I frowned. “I think I liked you better when you just repeated everything that trickled into your ears.”
The woman grunted. “Go talk to the scrummage coach. He might be able to help you. I certainly can’t. Next!”
I glanced behind us, but there still wasn’t anyone else in line. “Um…we’re the only ones—”
“NEXT!”
Steele tilted her head toward the door. “Come on, Daggers. I know how to get to the athletic campus.”
4
Shay led me across half the campus, past ivy-covered libraries and dreary dormitories, before eventually stopping at a nondescript brick building featuring a small bronze sign that read ‘Champion’s Hall.’
“I think this is the place,” said Shay. “As far as I know the scrummage coaches’ offices are located here, as it’s close to the stadium. Whether or not they’re in at the moment is a different story.”
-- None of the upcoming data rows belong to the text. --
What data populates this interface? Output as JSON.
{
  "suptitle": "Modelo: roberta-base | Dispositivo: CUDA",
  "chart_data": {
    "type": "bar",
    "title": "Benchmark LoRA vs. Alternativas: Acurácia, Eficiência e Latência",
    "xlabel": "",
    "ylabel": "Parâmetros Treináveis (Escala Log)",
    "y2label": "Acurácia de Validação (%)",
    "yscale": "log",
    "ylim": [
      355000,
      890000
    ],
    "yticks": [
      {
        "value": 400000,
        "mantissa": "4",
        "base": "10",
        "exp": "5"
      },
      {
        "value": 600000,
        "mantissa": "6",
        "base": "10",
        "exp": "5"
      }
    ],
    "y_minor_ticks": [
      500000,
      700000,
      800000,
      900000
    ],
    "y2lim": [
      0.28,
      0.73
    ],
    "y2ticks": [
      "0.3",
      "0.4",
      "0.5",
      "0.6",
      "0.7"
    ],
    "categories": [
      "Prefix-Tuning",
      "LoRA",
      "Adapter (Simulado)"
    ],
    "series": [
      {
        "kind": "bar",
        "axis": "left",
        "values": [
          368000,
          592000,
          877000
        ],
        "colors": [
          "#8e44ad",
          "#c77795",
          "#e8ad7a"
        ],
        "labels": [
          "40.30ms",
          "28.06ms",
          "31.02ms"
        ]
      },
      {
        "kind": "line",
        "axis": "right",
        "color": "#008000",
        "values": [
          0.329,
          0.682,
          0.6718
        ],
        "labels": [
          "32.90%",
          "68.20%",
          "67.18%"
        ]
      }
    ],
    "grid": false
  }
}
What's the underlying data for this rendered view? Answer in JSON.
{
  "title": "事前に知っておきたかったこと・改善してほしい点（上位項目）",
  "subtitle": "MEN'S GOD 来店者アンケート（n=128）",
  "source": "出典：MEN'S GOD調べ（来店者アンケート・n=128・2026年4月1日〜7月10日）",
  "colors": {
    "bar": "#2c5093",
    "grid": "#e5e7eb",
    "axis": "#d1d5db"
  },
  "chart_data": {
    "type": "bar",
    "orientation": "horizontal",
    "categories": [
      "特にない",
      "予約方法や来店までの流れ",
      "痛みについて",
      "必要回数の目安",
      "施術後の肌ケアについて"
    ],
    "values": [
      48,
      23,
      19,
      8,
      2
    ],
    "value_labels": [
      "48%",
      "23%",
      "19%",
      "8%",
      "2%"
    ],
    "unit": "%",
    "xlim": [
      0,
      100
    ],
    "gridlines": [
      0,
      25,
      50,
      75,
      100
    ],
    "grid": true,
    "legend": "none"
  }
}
We headed inside, through halls lined with trophy cases that gave credibility to the building’s name. Inside the glass-fronted cases were large bronze cups with ornately crafted handles, plaques bearing names and dates, as well as numerous pieces of vintage athletic equipment. Leather balls of varying shapes and sizes, rackets, hoops, bats, skates, and sticks, most of them looking as if they’d been handed down through generations. Commissioned artwork hung in what little wall space wasn’t covered by display cabinets, most of it depicting coaches and players of days long past, or so I gathered from the plaques affixed to the bottoms.